June 17, 2013 | Health and Well-Being
Good Advice from America’s Most Famous Midwife
5 lessons from mother-child advocate Ina May Gaskin.
Ina May Gaskin's dedication to ensuring that babies and mothers have a safe, natural and beautiful birth experience has made her America's most famous midwife--and also the only midwife to have an obstetric procedure named after her. Her claim to fame is the Gaskin Maneuver, which allows non-surgical delivery of a baby whose shoulders are stuck in the birth canal. In the U.S., doctors traditionally solved this dilemma by operating on the mother and breaking the baby's collarbone. Gaskin, however, changed many doctors' minds after she traveled to Guatemala's highlands and saw local midwives delivering "stuck" babies simply by having the mother change her position.
Only about 7 to 8 percent of U.S. births are attended by midwives, but Gaskin is working hard to boost that ratio higher. Her innovative technique and her education campaign have earned her numerous awards, as well as a visiting fellowship at Yale. Here, she shares her wisdom on women and birth.
1. Mothers, you can take back the birth process.
In the 1950s and '60s, two-thirds of pregnant women had their children pulled into the world by forceps. When Gaskin was about to deliver her first child in 1966, doctors strapped her to the delivery table, delivered the baby with forceps and separated her from her child for more than 24 hours. "It was not an experience that I was not going to repeat if I could find any way around it," she says. Since then, she has encouraged women to take ownership of their bodies and deliveries.
2. Every birth is different.
Women choose to have home births for a variety of reason, but that doesn't mean that home births are for everyone. As Gaskin explains, "Every birth is unique and what may work for one woman may not work so well for another. It's all about making birth as graceful and wonderful an experience as we can for all mothers and babies."

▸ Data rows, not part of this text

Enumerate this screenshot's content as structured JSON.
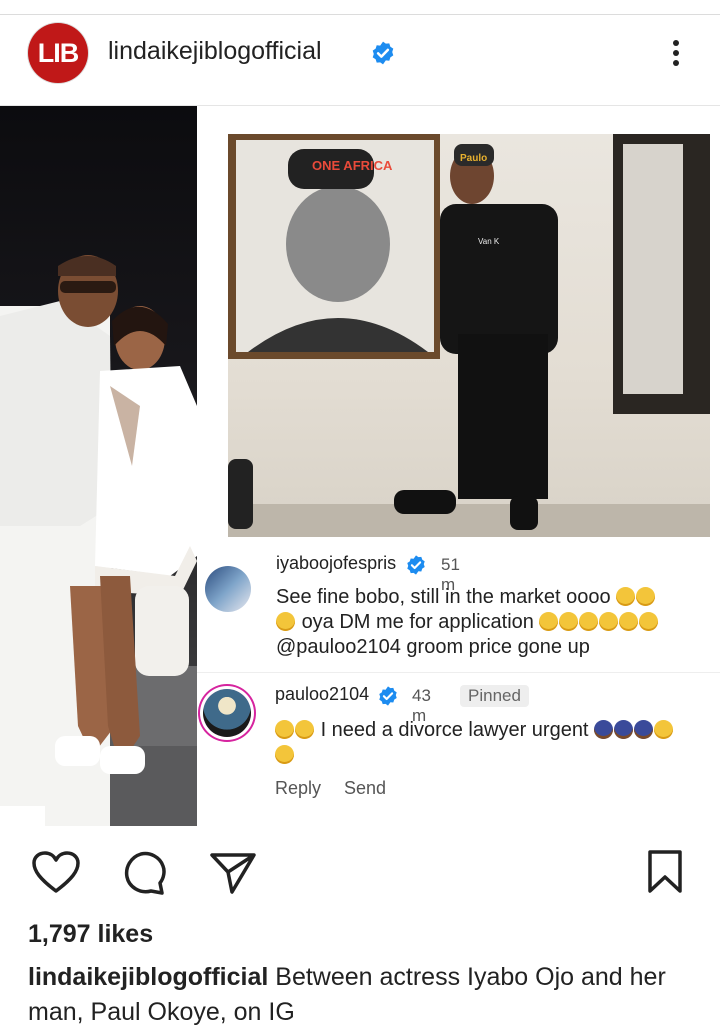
{
  "header": {
    "avatar_text": "LIB",
    "username": "lindaikejiblogofficial",
    "verified_icon": "verified-badge-icon",
    "more_icon": "more-options-icon"
  },
  "post": {
    "painting_cap_text": "ONE AFRICA",
    "cap_text": "Paulo",
    "shirt_text": "Van K"
  },
  "comments": [
    {
      "username": "iyaboojofespris",
      "verified": true,
      "time": "51 m",
      "line1": "See fine bobo, still in the market oooo",
      "line2": "oya  DM me for application",
      "line3": "@pauloo2104 groom price gone up"
    },
    {
      "username": "pauloo2104",
      "verified": true,
      "time": "43 m",
      "badge": "Pinned",
      "text": "I need a divorce lawyer urgent",
      "reply": "Reply",
      "send": "Send"
    }
  ],
  "actions": {
    "like_icon": "heart-icon",
    "comment_icon": "comment-icon",
    "share_icon": "send-icon",
    "save_icon": "bookmark-icon"
  },
  "likes": "1,797 likes",
  "caption": {
    "username": "lindaikejiblogofficial",
    "text": "Between actress Iyabo Ojo and her man, Paul Okoye, on IG"
  },
  "colors": {
    "brand_red": "#c01818",
    "verified_blue": "#1d8cf0"
  }
}
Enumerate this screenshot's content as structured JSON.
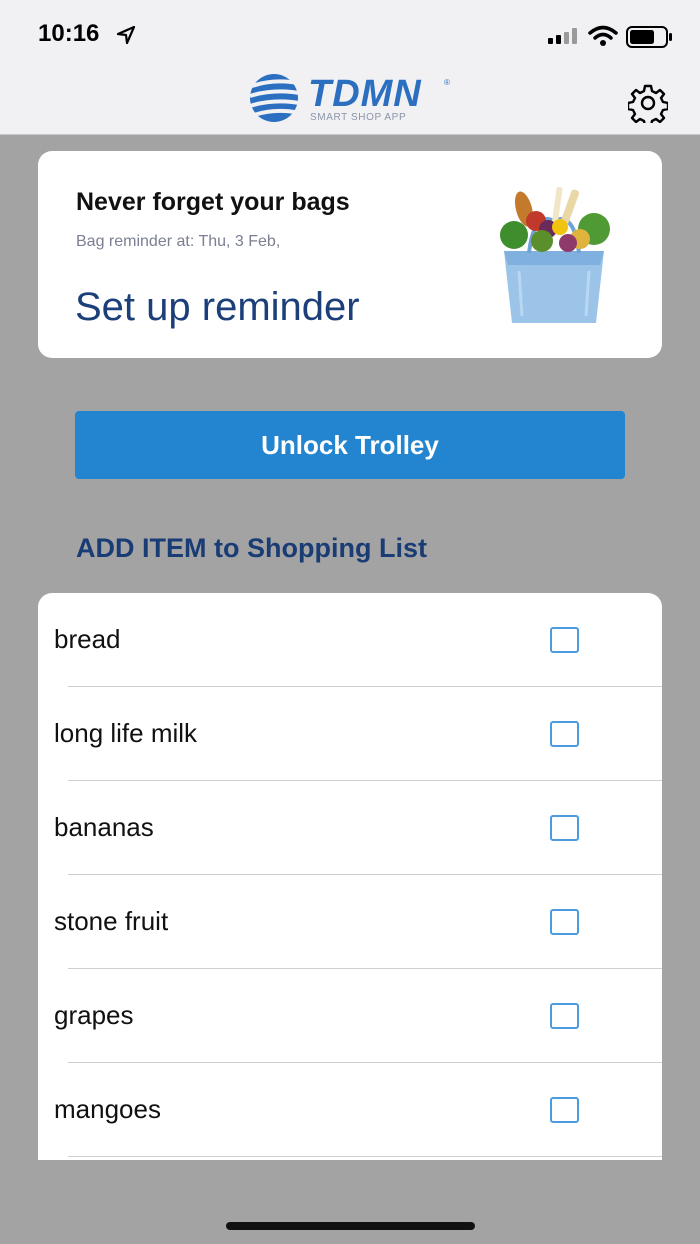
{
  "status_bar": {
    "time": "10:16"
  },
  "header": {
    "logo_text": "TDMN",
    "logo_registered": "®",
    "logo_subtitle": "SMART SHOP APP"
  },
  "reminder_card": {
    "title": "Never forget your bags",
    "subtitle": "Bag reminder at: Thu, 3 Feb,",
    "cta": "Set up reminder"
  },
  "unlock_button": {
    "label": "Unlock Trolley"
  },
  "add_item": {
    "label": "ADD ITEM to Shopping List"
  },
  "shopping_list": {
    "items": [
      {
        "label": "bread",
        "checked": false
      },
      {
        "label": "long life milk",
        "checked": false
      },
      {
        "label": "bananas",
        "checked": false
      },
      {
        "label": "stone fruit",
        "checked": false
      },
      {
        "label": "grapes",
        "checked": false
      },
      {
        "label": "mangoes",
        "checked": false
      }
    ]
  },
  "colors": {
    "accent_button": "#2384cf",
    "heading_blue": "#1a3c75",
    "background": "#a3a3a3",
    "checkbox_border": "#4a9be0"
  }
}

3. The most "advanced" medicine is not necessarily the best.
Like the Gaskin Maneuver, there are plenty of techniques we can learn from other cultures, says Gaskin. "Upright labor positions, free movement of the mother during labor, and correcting less optimal fetal positions during pregnancy or labor" are a few of the many practices she has learned from women around the world. Some maternity wards in the U.S. are integrating these techniques with positive results: At one hospital, Cesarean section rates are down from 30-40 percent to 10 percent or less.
4. Doctors and midwives can work together.
"I've been blessed from the beginning of my career in midwifery by having positive relationships with physicians who approved of what I was doing," says Gaskin. "Wherever I go, I find physicians who are interested in regaining some of the obstetric skills which used to be considered essential but are now rarely taught in this country."
5. Most important: Respect other women's choices.
"Knowledge of history, patience, and persistence will be necessary if we want to change the world for the better," says Gaskin. "It doesn't help for women to sit in judgment on other women's choices. It does to try to understand the reasons why people make the choices they do."